I have read in obstetric textbooks of the need to perform destructive operations to deliver dead babies but never thought I'd see it.
Last Sunday a patient arrived after 2 (or more) days in obstructed labour with the baby already dead. Our chief obstetric nurse, Zra, who is extremely competent and experienced was unable to deliver the baby so he posed the question, should it be a section or should we do a craniotomy (piercing the baby's skull to reduce its size)? If possible, we want to avoid sections because of the risks post operatively and for future pregnancies, so we agreed on craniotomy. Zra did the necessary and delivered a baby who was already showing signs of decomposition. It's the closest I've been to vomiting for a long time! On a cheerier note, I performed my first section with the nurse acting as my assistant (and keeping a watchful eye on what I was doing). I'm glad to say mother & daughter are both alive & well!
We have a third doctor in Zidim. She is Cameroonian but trained in Europe. My initial reaction is that Zidim is not the place for her, and I think she may have health
problems, but we'll wait & see. Dr Jemba, the retired Cameroonian, and I seem to be getting along fine and have a good working relationship.

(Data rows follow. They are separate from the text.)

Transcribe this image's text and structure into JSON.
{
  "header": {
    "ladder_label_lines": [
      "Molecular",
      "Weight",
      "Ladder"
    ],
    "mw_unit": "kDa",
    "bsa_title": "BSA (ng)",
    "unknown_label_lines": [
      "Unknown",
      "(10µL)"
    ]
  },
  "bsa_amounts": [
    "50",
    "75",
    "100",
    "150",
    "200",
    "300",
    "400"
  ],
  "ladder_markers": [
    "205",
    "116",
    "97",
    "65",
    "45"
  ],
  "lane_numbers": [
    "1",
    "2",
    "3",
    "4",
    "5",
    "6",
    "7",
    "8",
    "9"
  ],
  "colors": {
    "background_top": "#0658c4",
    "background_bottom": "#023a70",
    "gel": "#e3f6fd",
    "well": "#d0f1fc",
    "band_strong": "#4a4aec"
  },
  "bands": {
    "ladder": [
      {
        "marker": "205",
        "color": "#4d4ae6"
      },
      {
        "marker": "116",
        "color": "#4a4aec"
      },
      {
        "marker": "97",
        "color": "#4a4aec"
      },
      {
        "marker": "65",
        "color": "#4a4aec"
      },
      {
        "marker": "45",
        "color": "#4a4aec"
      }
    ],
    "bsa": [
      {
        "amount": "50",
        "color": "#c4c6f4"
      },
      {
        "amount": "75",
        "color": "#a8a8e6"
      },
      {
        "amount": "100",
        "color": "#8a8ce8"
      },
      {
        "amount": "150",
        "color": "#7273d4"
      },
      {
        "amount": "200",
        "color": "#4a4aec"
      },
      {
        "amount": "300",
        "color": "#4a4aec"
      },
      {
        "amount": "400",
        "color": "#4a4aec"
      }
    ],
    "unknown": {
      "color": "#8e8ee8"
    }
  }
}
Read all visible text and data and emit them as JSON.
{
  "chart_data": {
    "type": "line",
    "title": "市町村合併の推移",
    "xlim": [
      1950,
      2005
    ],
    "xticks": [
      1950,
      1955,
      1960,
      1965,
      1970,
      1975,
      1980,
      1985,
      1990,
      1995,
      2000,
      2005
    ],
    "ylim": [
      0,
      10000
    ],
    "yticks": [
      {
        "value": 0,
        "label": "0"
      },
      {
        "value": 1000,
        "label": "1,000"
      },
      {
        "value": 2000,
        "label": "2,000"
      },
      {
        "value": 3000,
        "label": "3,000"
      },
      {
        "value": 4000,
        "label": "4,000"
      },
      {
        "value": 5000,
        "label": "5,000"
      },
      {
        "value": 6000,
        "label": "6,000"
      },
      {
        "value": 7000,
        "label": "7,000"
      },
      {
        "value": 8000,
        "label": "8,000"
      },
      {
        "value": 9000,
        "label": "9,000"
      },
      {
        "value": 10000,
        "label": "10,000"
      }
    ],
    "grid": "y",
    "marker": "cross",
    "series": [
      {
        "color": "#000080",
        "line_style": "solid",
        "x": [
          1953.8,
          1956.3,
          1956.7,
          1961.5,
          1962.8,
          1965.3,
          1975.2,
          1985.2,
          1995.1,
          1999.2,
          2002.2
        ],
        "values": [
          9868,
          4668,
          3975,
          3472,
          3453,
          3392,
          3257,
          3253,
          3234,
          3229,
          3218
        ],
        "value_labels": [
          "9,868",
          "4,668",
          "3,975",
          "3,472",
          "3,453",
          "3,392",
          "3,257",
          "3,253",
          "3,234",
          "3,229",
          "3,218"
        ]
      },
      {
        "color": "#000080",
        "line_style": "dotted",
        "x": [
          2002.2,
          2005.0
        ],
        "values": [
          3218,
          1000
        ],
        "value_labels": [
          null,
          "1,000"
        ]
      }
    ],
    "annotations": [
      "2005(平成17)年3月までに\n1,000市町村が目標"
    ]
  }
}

I am really enjoying having Shona with us. Her contribution to the hospital is terrific and I've enjoyed accompanying her occasionally when she's working with patients. It has given me a new insight into the patients' lives and into the value of good physiotherapy. Her next challenge is to devise a training programme for the nurses.
We have just taken delivery of (another!) charger for the laptop, so I hope we can post some photos soon. This weekend we visited the "Gorge du Kola" a spectacular local beauty spot.